Searching for Nymphs: The Power of Belief
When I was a child, every summer I would visit the family farm in upstate New York, sometimes spending the entire season in the old farmhouse that had no running water and seemed to be right out of the nineteenth century. As soon as we arrived, I would tear off across the pastures to a creek than ran through the farm and could be known by the small, hanging willow trees that edged its progress through the cow piles and patches of grass. Nothing gave me more pleasure than simply sitting by the side of that stream—we called it “the crick”—absorbed in the private lives of polliwogs, minnows, and an occasional water snake.
Years later at Syracuse University, not far from the old homestead, I studied Greek spirituality in some depth and was intrigued by the ancient attention to spirits of nature. I came to believe that the Greeks were highly sophisticated in their religious views, including their piety toward nymphs, whose presence they felt in all kinds of flowing streams and pooling waters. I knew right away what they were talking about, because I had experienced nymphs at that old crick on the farm.
You don’t see nymphs like you see a person crossing the road, but you can sense their presence. One of the most perceptive theologians to study the Greeks—there have been many—was Carl Kerenyi, who said that religious experience often begins in an atmosphere you feel in certain places. The Greeks went from sensing that atmosphere, to building temples and shrines based on what they sensed, to telling elaborate stories and creating statues and works of art to embody the mystery they had found.
I’ve written and lectured about nymphs over the years, but I haven’t had much response. The very word “nymph” seems too fluffy to be taken seriously. But I think the Greeks had a better feel for natural religion than we do. We prefer the hard language of science when talking about nature, but then we overlook an important part of how we experience the world—the part that is mysterious and spiritual and poetic.
We could restore a sense of the nymph in our modern world, but that would require a shift in the way we imagine spirit. We’d need first to be more serious about the special presences that draw us to lakes, ponds, streams, and oceans. Why go to the beach? Why sit, as I do on Cape Cod, and contemplate a marsh, one of the reputed favorite haunts of nymphs? We go because we find the spirit of the place refreshing and restoring. After all, the Greeks said that nymphs are healers.

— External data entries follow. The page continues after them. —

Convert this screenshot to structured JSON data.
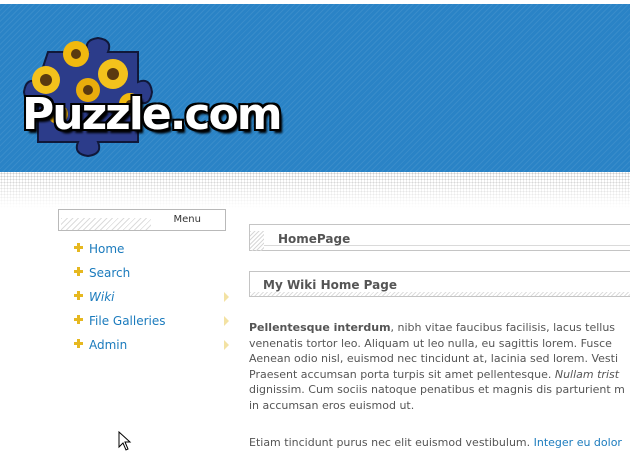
{
  "header": {
    "logo_text": "Puzzle.com",
    "colors": {
      "background": "#2a83c6",
      "accent": "#e6b820"
    }
  },
  "sidebar": {
    "menu_title": "Menu",
    "items": [
      {
        "label": "Home",
        "style": "normal",
        "has_submenu": false
      },
      {
        "label": "Search",
        "style": "normal",
        "has_submenu": false
      },
      {
        "label": "Wiki",
        "style": "italic",
        "has_submenu": true
      },
      {
        "label": "File Galleries",
        "style": "normal",
        "has_submenu": true
      },
      {
        "label": "Admin",
        "style": "normal",
        "has_submenu": true
      }
    ]
  },
  "main": {
    "page_title": "HomePage",
    "heading": "My Wiki Home Page",
    "paragraph1": {
      "bold_start": "Pellentesque interdum",
      "line1_rest": ", nibh vitae faucibus facilisis, lacus tellus",
      "line2": "venenatis tortor leo. Aliquam ut leo nulla, eu sagittis lorem. Fusce",
      "line3": "Aenean odio nisl, euismod nec tincidunt at, lacinia sed lorem. Vesti",
      "line4_start": "Praesent accumsan porta turpis sit amet pellentesque. ",
      "line4_italic": "Nullam trist",
      "line5": "dignissim. Cum sociis natoque penatibus et magnis dis parturient m",
      "line6": "in accumsan eros euismod ut."
    },
    "paragraph2": {
      "text": "Etiam tincidunt purus nec elit euismod vestibulum. ",
      "link": "Integer eu dolor"
    }
  }
}
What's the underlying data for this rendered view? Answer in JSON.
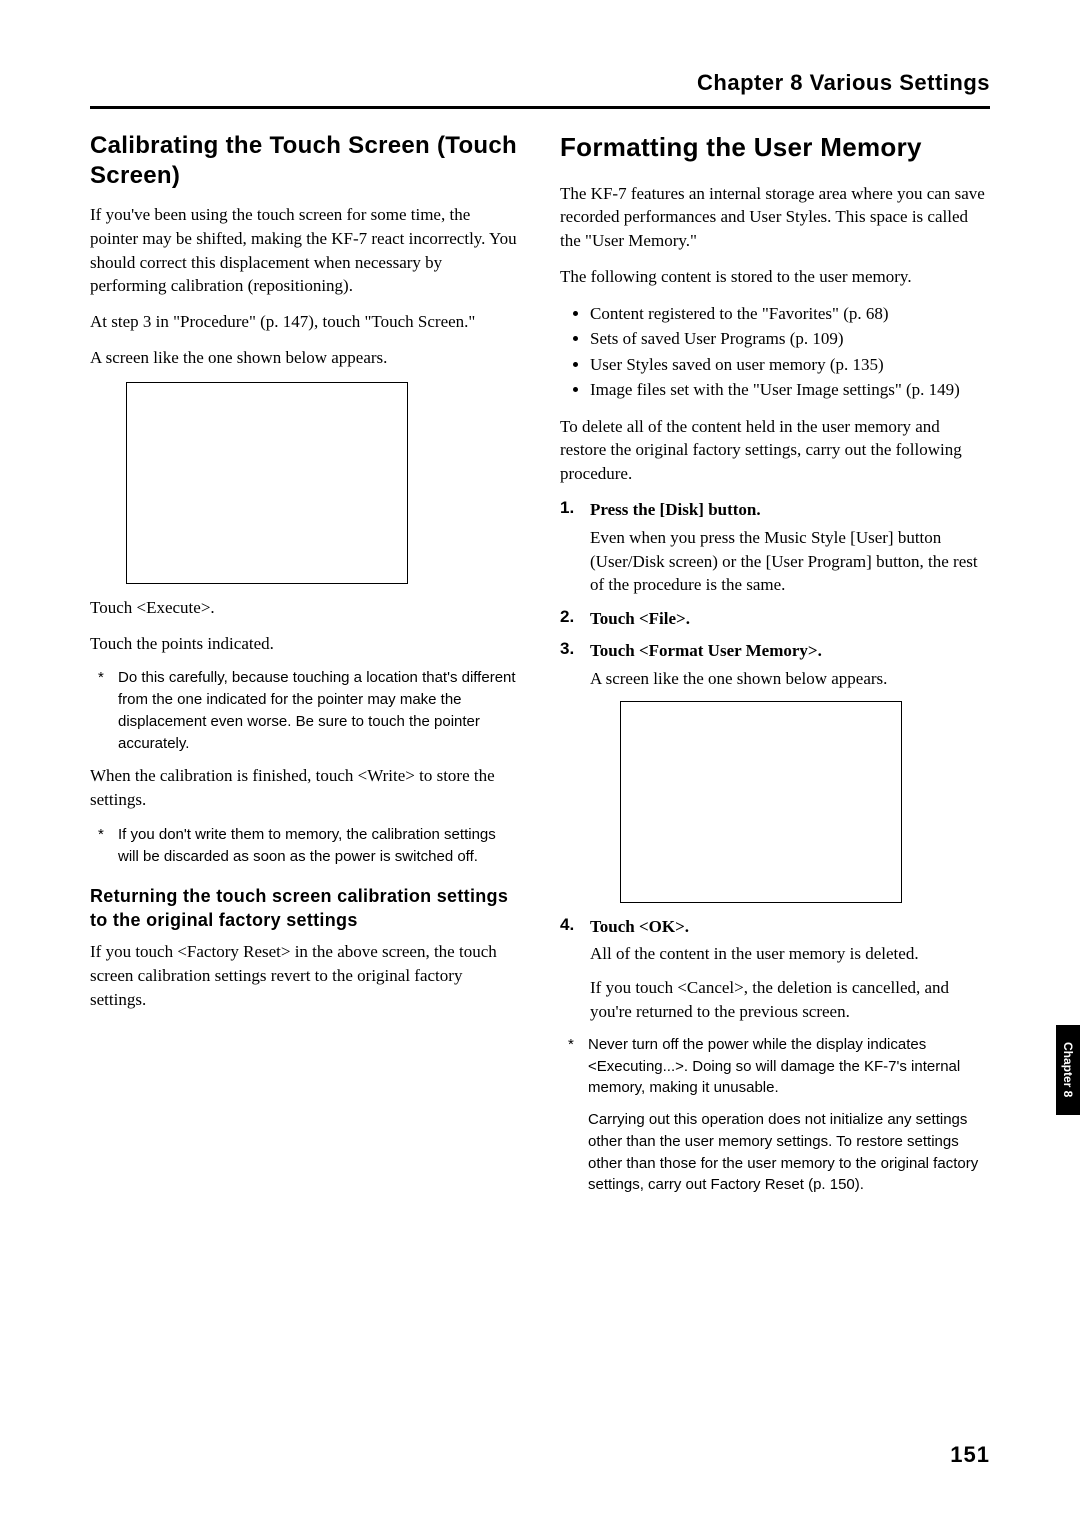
{
  "chapter_header": "Chapter 8  Various Settings",
  "side_tab": "Chapter 8",
  "page_number": "151",
  "left": {
    "title": "Calibrating the Touch Screen (Touch Screen)",
    "p1": "If you've been using the touch screen for some time, the pointer may be shifted, making the KF-7 react incorrectly. You should correct this displacement when necessary by performing calibration (repositioning).",
    "p2": "At step 3 in \"Procedure\" (p. 147), touch \"Touch Screen.\"",
    "p3": "A screen like the one shown below appears.",
    "p4": "Touch <Execute>.",
    "p5": "Touch the points indicated.",
    "note1": "Do this carefully, because touching a location that's different from the one indicated for the pointer may make the displacement even worse. Be sure to touch the pointer accurately.",
    "p6": "When the calibration is finished, touch <Write> to store the settings.",
    "note2": "If you don't write them to memory, the calibration settings will be discarded as soon as the power is switched off.",
    "sub_title": "Returning the touch screen calibration settings to the original factory settings",
    "p7": "If you touch <Factory Reset> in the above screen, the touch screen calibration settings revert to the original factory settings."
  },
  "right": {
    "title": "Formatting the User Memory",
    "p1": "The KF-7 features an internal storage area where you can save recorded performances and User Styles. This space is called the \"User Memory.\"",
    "p2": "The following content is stored to the user memory.",
    "bullets": [
      "Content registered to the \"Favorites\" (p. 68)",
      "Sets of saved User Programs (p. 109)",
      "User Styles saved on user memory (p. 135)",
      "Image files set with the \"User Image settings\" (p. 149)"
    ],
    "p3": "To delete all of the content held in the user memory and restore the original factory settings, carry out the following procedure.",
    "steps": [
      {
        "num": "1.",
        "bold": "Press the [Disk] button.",
        "body": "Even when you press the Music Style [User] button (User/Disk screen) or the [User Program] button, the rest of the procedure is the same."
      },
      {
        "num": "2.",
        "bold": "Touch <File>."
      },
      {
        "num": "3.",
        "bold": "Touch <Format User Memory>.",
        "body": "A screen like the one shown below appears."
      },
      {
        "num": "4.",
        "bold": "Touch <OK>.",
        "body": "All of the content in the user memory is deleted.",
        "body2": "If you touch <Cancel>, the deletion is cancelled, and you're returned to the previous screen."
      }
    ],
    "note1": "Never turn off the power while the display indicates <Executing...>. Doing so will damage the KF-7's internal memory, making it unusable.",
    "note2": "Carrying out this operation does not initialize any settings other than the user memory settings. To restore settings other than those for the user memory to the original factory settings, carry out Factory Reset (p. 150)."
  }
}
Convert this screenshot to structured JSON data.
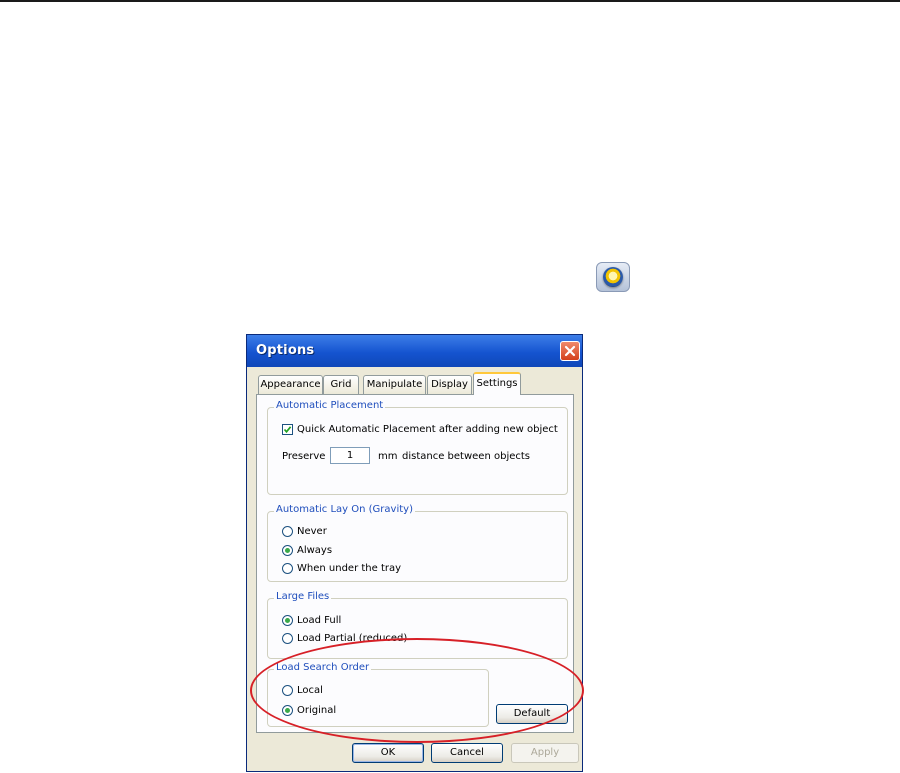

There are different kinds of nymphs, like naiads or oceanids. Everyone knows that the spirit you sense at the ocean is different from the one at a pond. Sometimes the ancient nymphs were attached to a great spirit, a god or goddess. Aphrodite, the goddess of the sea, the garden, and the human body, had her own particular nymphs, as did Artemis, goddess of the forest and the mountain spring.
You can meditate on these goddesses with the aid of ancient Greek statues and stories, or by contemplating Botticelli’s La Primavera and Lucas Cranach’s several versions of The Nymph of the Spring. You can read D. H. Lawrence’s poems about how an old intelligence about nature religion is still accessible. You can read a spiritual nature poem, like Jane Hirshfield’s “The Gods Are Not Large,” about fish going about their lives, like the ones that captivated me so completely in the crick in front of the old farm.